Je suis moult aise de te savoir un peu remonté sur ton drame. Voici je crois ce qu’il faut faire : 1o Aller d’abord chez Blanche[1]. 2o Lui dire : vous voyez que je ne suis pas un entêté ; j’ai corrigé dans vos données, suivi vos avis, vous m’aviez dit telle et telle chose (inventes-en si tu ne te les rappelles pas) que j’ai tenues en considération, etc. 3o Il faut avoir pour examinateur Laugier et en même temps faire marcher Sandeau. Au reste, si Blanche est bon enfant (et il le sera), fais ce qu’il te conseille… Tâche d’avoir une lecture quand même. Je persiste dans cette opinion : on ne doit se présenter à l’Odéon que si tout est raté définitivement aux Français. Mais il est bon d’aller vite en besogne, pour que l’insuccès, s’il y en a un, ne s’ébruite pas et ne te nuise pas auprès du comité de l’Odéon. Aie plusieurs manuscrits, s’il le faut, trémousse-toi ! copie-les plutôt toi-même !

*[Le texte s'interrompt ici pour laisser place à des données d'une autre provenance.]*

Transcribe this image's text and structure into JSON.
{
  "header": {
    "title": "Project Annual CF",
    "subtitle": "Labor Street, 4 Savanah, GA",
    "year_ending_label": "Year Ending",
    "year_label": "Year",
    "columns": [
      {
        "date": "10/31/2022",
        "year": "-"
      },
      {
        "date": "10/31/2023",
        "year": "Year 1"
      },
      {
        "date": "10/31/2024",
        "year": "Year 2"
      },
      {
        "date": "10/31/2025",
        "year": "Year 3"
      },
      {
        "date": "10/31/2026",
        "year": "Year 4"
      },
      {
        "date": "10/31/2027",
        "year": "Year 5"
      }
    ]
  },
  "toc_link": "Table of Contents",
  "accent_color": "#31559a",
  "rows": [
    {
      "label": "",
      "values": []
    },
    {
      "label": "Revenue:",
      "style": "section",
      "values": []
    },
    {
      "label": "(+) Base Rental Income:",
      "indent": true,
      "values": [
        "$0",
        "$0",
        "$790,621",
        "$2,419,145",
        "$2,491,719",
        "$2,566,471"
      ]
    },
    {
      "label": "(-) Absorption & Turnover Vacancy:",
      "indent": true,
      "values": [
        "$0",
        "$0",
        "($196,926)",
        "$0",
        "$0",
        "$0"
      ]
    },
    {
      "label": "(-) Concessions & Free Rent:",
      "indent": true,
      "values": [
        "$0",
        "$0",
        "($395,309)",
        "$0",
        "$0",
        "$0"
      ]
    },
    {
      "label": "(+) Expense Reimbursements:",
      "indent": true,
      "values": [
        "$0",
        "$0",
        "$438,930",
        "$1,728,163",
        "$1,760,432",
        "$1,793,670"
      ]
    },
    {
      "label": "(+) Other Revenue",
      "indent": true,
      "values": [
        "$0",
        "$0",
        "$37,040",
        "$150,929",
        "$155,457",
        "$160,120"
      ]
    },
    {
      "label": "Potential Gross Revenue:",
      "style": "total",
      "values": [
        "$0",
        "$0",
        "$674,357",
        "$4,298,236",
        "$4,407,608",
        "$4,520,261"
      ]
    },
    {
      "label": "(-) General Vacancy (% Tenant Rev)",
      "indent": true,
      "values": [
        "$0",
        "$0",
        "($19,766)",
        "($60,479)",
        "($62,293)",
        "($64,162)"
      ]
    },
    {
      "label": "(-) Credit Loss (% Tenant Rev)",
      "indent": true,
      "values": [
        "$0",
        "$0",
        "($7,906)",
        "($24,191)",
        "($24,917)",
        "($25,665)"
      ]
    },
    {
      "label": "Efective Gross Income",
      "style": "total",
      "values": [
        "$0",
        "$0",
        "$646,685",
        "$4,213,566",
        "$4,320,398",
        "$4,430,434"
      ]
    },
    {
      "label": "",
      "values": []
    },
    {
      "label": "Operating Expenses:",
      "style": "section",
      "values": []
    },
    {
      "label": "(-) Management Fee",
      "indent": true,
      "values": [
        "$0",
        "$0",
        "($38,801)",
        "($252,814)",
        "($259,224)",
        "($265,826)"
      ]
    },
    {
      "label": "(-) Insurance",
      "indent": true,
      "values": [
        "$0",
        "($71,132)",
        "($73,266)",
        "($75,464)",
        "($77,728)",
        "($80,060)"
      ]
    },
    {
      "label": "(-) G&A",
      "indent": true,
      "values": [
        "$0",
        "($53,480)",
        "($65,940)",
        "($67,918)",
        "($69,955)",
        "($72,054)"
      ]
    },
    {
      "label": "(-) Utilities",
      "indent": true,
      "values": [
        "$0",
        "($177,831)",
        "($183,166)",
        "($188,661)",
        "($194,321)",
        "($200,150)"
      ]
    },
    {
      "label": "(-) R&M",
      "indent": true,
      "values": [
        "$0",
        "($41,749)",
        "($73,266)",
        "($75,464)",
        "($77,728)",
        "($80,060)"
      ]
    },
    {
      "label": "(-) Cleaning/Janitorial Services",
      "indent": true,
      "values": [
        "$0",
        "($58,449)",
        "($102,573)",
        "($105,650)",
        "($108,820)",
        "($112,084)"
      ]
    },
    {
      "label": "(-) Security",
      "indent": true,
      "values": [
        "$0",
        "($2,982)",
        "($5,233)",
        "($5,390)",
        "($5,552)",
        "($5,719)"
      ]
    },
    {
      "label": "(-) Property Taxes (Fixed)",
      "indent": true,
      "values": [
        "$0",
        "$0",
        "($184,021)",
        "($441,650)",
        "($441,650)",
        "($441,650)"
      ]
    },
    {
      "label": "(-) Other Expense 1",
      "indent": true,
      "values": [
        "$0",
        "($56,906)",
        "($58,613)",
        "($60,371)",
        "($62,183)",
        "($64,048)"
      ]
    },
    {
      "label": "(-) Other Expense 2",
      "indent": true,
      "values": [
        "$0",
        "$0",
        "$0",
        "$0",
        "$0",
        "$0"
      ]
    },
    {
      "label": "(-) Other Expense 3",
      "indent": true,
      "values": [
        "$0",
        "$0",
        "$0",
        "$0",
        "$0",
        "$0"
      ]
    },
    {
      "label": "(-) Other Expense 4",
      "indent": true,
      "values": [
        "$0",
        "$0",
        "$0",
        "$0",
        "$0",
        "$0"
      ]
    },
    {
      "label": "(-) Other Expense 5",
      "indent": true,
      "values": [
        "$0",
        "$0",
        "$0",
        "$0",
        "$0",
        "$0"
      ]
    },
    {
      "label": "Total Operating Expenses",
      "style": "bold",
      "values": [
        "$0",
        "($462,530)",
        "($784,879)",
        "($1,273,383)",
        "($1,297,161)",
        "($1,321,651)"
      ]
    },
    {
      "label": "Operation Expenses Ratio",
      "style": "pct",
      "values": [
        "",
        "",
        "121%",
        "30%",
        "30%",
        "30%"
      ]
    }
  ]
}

La Porte-Saint-Martin vaudrait peut-être mieux que l’Odéon, mais nous n’en sommes pas là. Occupe-toi des Français comme si c’était la seule porte possible.

Je vais bien lentement. Je me donne un mal de chien. Il m’arrive de supprimer, au bout de cinq ou six pages, des phrases qui m’ont demandé des journées entières. Il m’est impossible de voir l’effet d’aucune avant qu’elle ne soit finie, para-

  1. Ami de Flaubert qui lui avait recommandé Bouilhet pour faire accepter Madame de Montarcy au Théâtre Français. Il était secrétaire général du Ministère d’État.